Surviving spouses who inherit an IRA have more options with the money than non-spousal beneficiaries. The spouse can treat the inherited IRA as their own, roll over the inherited IRA into their own IRA, or continue as a beneficiary of the IRA.

The option that the spouse chooses is based on when they are due to start taking the required minimum distributions (RMDs), or if the deceased IRA owner was already taking RMDs at the time of the death. The distributions you take will be added to your taxable income for the year, and you will pay income taxes at your income tax bracket. If you decide to cash out the inherited IRA in full, the entire distribution will be included in your taxable income, which could bump you into a higher tax bracket.

Tax consequences of Non-Spouse Beneficiaries Inheriting IRA

Non-spouse beneficiaries do not have as many options with inherited IRAs as spousal beneficiaries. First, these beneficiaries cannot treat the inherited IRA as their own. Secondly, they cannot transfer the inherited retirement assets into their own IRA account. Instead, these beneficiaries must either cash out the entire distribution immediately or set up a new inherited IRA account.

If the IRA owner died after December 31, 2019, the SECURE Act requires non-spouse beneficiaries to take a full distribution by the 10th year after the account owner’s death. You can withdraw any mounts and at any intervals, as long as you empty the account by the end of the 10 years. The withdrawals will be added to the taxable income for the year and taxed at your ordinary income tax rate. If the distributions occur in a year of high income, they could push you to a higher tax bracket.

Tax consequences of inheriting a Roth IRA

If you inherited a Roth IRA, you won’t owe income taxes on qualified withdrawals. For Roth IRA distributions to count as qualified, the Roth IRA owner must have held the account for at least five years.
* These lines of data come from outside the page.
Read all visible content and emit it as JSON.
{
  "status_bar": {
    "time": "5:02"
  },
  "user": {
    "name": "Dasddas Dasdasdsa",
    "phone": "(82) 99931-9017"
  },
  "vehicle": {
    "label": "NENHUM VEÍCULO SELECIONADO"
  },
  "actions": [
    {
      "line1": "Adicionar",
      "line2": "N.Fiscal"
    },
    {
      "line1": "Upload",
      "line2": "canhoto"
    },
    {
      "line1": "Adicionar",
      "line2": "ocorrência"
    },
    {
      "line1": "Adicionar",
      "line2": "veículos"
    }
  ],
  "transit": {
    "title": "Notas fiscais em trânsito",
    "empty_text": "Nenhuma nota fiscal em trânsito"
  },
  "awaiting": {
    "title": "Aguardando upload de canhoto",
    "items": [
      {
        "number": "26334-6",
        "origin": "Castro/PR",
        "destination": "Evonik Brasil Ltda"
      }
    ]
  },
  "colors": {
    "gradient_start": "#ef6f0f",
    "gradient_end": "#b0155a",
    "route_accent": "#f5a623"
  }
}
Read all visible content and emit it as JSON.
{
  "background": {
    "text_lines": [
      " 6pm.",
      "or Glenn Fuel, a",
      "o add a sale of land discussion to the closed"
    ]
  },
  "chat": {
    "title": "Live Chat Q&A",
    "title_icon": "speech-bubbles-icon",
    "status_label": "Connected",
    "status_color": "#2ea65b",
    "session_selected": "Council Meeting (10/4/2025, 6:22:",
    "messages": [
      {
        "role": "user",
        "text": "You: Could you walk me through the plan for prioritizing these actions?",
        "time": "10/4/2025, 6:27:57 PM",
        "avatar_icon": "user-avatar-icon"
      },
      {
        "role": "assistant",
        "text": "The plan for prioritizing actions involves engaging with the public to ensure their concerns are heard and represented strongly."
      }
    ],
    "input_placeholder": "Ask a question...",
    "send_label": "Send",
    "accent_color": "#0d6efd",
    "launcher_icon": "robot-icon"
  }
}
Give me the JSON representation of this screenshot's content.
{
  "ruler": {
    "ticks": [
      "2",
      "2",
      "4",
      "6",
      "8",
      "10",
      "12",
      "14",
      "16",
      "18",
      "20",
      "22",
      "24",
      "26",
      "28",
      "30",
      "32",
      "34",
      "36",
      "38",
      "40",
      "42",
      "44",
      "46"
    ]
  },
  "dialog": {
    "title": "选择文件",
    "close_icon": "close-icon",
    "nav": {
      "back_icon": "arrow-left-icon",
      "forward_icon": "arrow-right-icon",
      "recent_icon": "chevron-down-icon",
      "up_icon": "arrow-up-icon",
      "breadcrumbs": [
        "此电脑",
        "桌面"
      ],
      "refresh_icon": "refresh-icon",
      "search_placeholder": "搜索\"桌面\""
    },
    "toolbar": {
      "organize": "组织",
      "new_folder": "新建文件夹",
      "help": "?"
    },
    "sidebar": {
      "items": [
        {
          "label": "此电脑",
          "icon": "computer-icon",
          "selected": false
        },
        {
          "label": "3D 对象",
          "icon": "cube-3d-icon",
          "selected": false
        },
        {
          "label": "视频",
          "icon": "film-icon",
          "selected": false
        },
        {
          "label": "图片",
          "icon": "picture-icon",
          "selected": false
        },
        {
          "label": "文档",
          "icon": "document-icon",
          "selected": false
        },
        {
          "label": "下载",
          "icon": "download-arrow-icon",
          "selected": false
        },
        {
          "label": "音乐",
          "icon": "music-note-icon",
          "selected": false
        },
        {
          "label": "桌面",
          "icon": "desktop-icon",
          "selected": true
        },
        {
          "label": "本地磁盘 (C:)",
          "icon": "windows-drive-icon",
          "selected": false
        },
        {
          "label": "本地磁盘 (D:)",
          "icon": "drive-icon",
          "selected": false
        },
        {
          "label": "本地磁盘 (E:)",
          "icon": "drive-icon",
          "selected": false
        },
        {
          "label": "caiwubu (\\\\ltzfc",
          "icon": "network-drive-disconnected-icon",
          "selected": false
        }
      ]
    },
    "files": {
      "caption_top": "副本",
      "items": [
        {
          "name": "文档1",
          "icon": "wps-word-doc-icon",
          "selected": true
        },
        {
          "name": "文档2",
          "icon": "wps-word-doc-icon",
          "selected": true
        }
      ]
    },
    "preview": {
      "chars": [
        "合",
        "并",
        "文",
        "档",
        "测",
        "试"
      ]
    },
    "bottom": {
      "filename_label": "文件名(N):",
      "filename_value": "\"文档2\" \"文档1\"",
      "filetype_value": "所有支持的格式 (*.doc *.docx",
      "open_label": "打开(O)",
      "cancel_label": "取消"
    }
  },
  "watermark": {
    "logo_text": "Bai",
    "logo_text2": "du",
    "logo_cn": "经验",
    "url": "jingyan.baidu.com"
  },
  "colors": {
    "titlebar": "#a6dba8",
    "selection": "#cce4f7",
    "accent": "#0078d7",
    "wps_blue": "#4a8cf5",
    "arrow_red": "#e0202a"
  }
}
If the account was held for less than five years, any withdrawals from the account would be taxed as ordinary income.

If you are a surviving spouse of the deceased IRA owner, you can treat the inherited IRA as your own account, and make withdrawals based on your life expectancy. You won’t pay taxes on qualified Roth IRA withdrawals. However, if you are a non-spouse beneficiary, you would be required to deplete the inherited Roth IRA by the 10th year of the account owner's death.

Can you delay paying taxes on an inherited IRA?

If you are a spouse of the deceased IRA owner, you can delay paying taxes on the inherited IRA by rolling over the funds into your IRA. Once you combine the funds, you won’t be required to take distributions from your IRA until you reach age 72, when you must start taking RMDs. This means you can delay paying income taxes until when you start taking the mandatory distributions.

If you are a non-spouse beneficiary, you are subject to the 10-year-rule unless you qualify for an exemption. You can choose to spread distributions over the 10-year period so that you pay taxes on the inherited assets over time. However, if you wait until the end of the 10-year-period, you will have a large distribution in a single year, which could push you to a higher tax bracket, and subsequently result in higher taxes on the entire distribution.

If you delay taking distributions past the 10 years, you could incur a 50% penalty on the remaining IRA balance.